L’important, c’est que tu sois ici.

Et tu sais quoi ? On a un architecte sur le projet… Sasha Melnikov.

Brillant, beau, et surtout — célibataire !

— Masha, — Natasha secoua la tête.

— Ce n’est pas le moment.

— Je ne dis pas « tout de suite » ! — son amie cligna de l’œil en conspiratrice.

— Mais tu peux le remarquer.

Sasha Melnikov s’avéra être un homme grand, brun, d’environ trente-cinq ans, au regard attentif et au sourire étonnamment doux.

Il s’occupait de la partie architecturale du nouveau projet, et Natasha, en tant que comptable, le croisait souvent.

— Vous êtes nouvelle ici ? — demanda-t-il un jour en lui apportant des devis.

— Je suis revenue récemment, — corrigea Natasha.

— Je travaillais ici avant.

— Pourquoi être partie ?

— L’amour, — elle sourit tristement.

— Je pensais que c’était de l’amour.

Il se tut, la regardant avec un nouvel intérêt :

— Et maintenant ?

— Maintenant je travaille.

Après cette conversation, il venait plus souvent.

Parfois pour le travail, parfois juste comme ça.

Il parlait de ses projets, demandait son avis.

Un jour, il apporta du café :

— J’ai vu que vous buviez toujours du soluble.

C’est un crime contre le goût.

Le café sentait divinement bon.

Natasha en prit une gorgée et ferma les yeux de plaisir :

— Merci.

Vous avez raison, c’est incroyablement bon.

— Sasha, — il sourit.

— On se tutoie ?

Elle hocha la tête, cachant son sourire derrière la tasse :

— Natasha.

Dès lors, il lui apportait du café chaque matin.

Masha lançait des clins d’œil pleins de sous-entendus, mais se taisait — elle avait visiblement compris la leçon.

Trois mois passèrent.

Natasha sursautait de moins en moins quand son téléphone sonnait — Tolik avait enfin cessé d’essayer de « tout reconstruire ».

Le travail se passait bien, sa mère était heureuse de l’avoir à la maison.

Et chaque matin, un café parfait l’attendait sur son bureau.

— Natasha, — Sasha s’assit au bord de son bureau.

— Il y a une expo d’architecture qui s’ouvre.

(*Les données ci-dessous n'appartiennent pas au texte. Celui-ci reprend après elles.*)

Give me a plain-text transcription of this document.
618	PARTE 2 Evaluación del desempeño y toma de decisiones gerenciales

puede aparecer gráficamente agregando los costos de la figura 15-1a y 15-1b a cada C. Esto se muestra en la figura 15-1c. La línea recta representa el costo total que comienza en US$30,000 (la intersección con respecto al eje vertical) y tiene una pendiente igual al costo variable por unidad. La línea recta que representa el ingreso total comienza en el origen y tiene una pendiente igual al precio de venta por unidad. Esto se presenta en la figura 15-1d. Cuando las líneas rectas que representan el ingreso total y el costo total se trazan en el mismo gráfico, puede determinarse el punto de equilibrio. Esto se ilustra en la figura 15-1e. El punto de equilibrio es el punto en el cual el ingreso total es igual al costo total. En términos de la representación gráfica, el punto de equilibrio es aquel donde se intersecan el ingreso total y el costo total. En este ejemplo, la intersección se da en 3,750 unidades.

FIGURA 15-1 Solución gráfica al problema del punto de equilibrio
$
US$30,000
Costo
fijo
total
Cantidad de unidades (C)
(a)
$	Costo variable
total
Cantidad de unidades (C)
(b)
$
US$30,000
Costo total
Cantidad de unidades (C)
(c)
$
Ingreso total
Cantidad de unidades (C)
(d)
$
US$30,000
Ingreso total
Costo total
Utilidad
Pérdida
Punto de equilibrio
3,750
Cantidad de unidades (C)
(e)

On y va ?

Elle leva les yeux de son écran.

Dans son regard, il y avait plus qu’une simple invitation de collègue.

— C’est un rendez-vous ? — demanda-t-elle franchement.

— Oui, — il ne chercha pas à esquiver.

— Si tu es prête.

Elle réfléchit un instant.

Trois mois, c’était suffisant pour comprendre qu’elle l’était vraiment.

— Je suis prête.

L’exposition fut intéressante.

Sasha parlait des projets, montrait des détails qu’un non-spécialiste n’aurait jamais remarqués.

Puis ils se promenèrent dans la ville au crépuscule, et il lui tenait la main — simplement, naturellement, comme si ça avait toujours été ainsi.

— J’ai été marié deux ans, — dit-il soudain.

— Ça n’a pas marché.
Et ensuite, j’avais peur de recommencer.

— Et maintenant ? — répondit-elle comme un écho.

— Maintenant, je n’ai plus peur.

Il l’embrassa — doucement, comme s’il demandait la permission.

Et elle répondit, sentant une chaleur réelle l’envahir — authentique, pas un substitut.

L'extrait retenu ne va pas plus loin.